The US benchmark West Texas Intermediate (WTI) gained support from reports Monday that major Texas shipping channels for the delivery of crude oil to more than one-tenth of the nation’s refining capacity were shut for a third day, as the cleanup from a spill threatened to last through the week.
“It’s a two-sided trade right now, of demand expectations versus supply disruptions,” said Phil Flynn, an analyst with the Price Futures Group in Chicago, Illinois.
Brent crude for May fell 11 cents to settle at $106.71 a barrel. The oil benchmark fell for a fourth straight week last week. U.S. crude oil rose 14 cents to settle at $99.60 a barrel.

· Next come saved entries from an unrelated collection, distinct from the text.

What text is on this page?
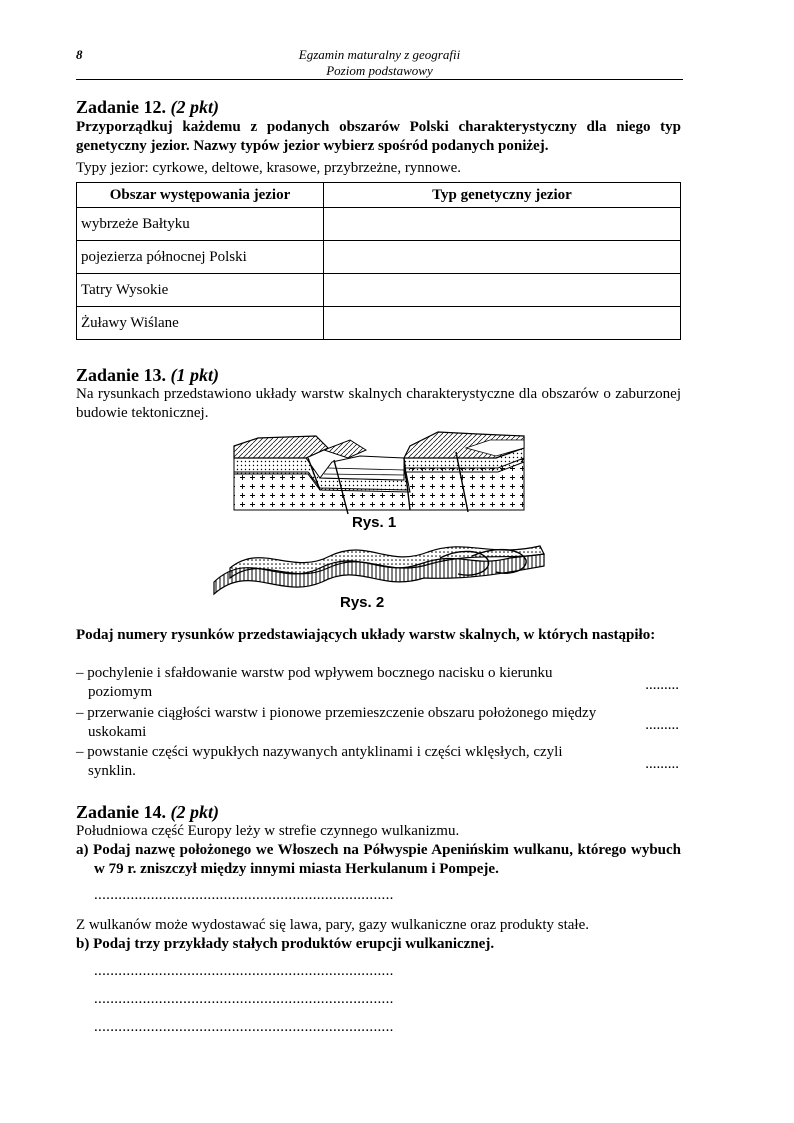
8	Egzamin maturalny z geografii
Poziom podstawowy
Zadanie 12. (2 pkt)
Przyporządkuj każdemu z podanych obszarów Polski charakterystyczny dla niego typ genetyczny jezior. Nazwy typów jezior wybierz spośród podanych poniżej.
Typy jezior: cyrkowe, deltowe, krasowe, przybrzeżne, rynnowe.
Obszar występowania jezior	Typ genetyczny jezior
wybrzeże Bałtyku	
pojezierza północnej Polski	
Tatry Wysokie	
Żuławy Wiślane	
Zadanie 13. (1 pkt)
Na rysunkach przedstawiono układy warstw skalnych charakterystyczne dla obszarów o zaburzonej budowie tektonicznej.
Rys. 1
Rys. 2
Podaj numery rysunków przedstawiających układy warstw skalnych, w których nastąpiło:
– pochylenie i sfałdowanie warstw pod wpływem bocznego nacisku o kierunku poziomym	.........
– przerwanie ciągłości warstw i pionowe przemieszczenie obszaru położonego między uskokami	.........
– powstanie części wypukłych nazywanych antyklinami i części wklęsłych, czyli synklin.	.........
Zadanie 14. (2 pkt)
Południowa część Europy leży w strefie czynnego wulkanizmu.
a) Podaj nazwę położonego we Włoszech na Półwyspie Apenińskim wulkanu, którego wybuch w 79 r. zniszczył między innymi miasta Herkulanum i Pompeje.
..........................................................................
Z wulkanów może wydostawać się lawa, pary, gazy wulkaniczne oraz produkty stałe.
b) Podaj trzy przykłady stałych produktów erupcji wulkanicznej.
..........................................................................
..........................................................................
..........................................................................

Prices for both benchmarks zig-zagged throughout the day. Brent swung by more than $1, from a low of $106.45 to a high of $107.50. U.S. crude covered even more ground, from $99.05 to $100.29.
“There are flows in both directions, and they don’t always match evenly, so we get some incidental price fluctuations,” said Tim Evans, energy analyst at Citi Futures Perspective.
The spread between the two benchmarks narrowed slightly, to $7.21 from Friday’s close of $7.46.
Brent crude has lost 3.6 percent this year, giving up gains after rising to $112 in early March, its highest in more than two months, amid geopolitical risks as Russia took control of Ukraine’s Crimea region.
It slid further in post-settlement trading, falling by 33 cents to $106.60 by 3:11 pm EDT (1911 GMT). U.S. crude also dipped, falling 4 cents in post-settlement trading.
Concerns that tensions in the Crimea region could still worsen helped stem declines. NATO’s top military commander said on Sunday Russia had built up a “very sizeable” force on its border with Ukraine and Moscow may have a region in another ex-Soviet republic, Moldova, in its sights after annexing Crimea.
Russian troops, using armoured vehicles, automatic weapons and stun grenades, seized some of the last military facilities under Ukrainian control in Crimea on Saturday. Russian President Vladimir Putin formally annexed the Black Sea peninsula the day before.
In Libya, rebels have occupied ports and oilfields, depressing the country’s oil production to below 250,000 bpd, the state-run National Oil Corp (NOC) said. The NOC said on Monday it shut the El Feel oilfield, because the pipeline to the Mellitah port was closed.
National oil production will fall to around 150,000 bpd on Tuesday as result, leaving almost nothing for export. An NOC spokesman said he did not know the reason for the pipeline closure.
An oil tanker seized by U.S. forces after it loaded crude at a Libya port held by anti-government rebels has docked back in the capital Tripoli, a Reuters witness said on Sunday.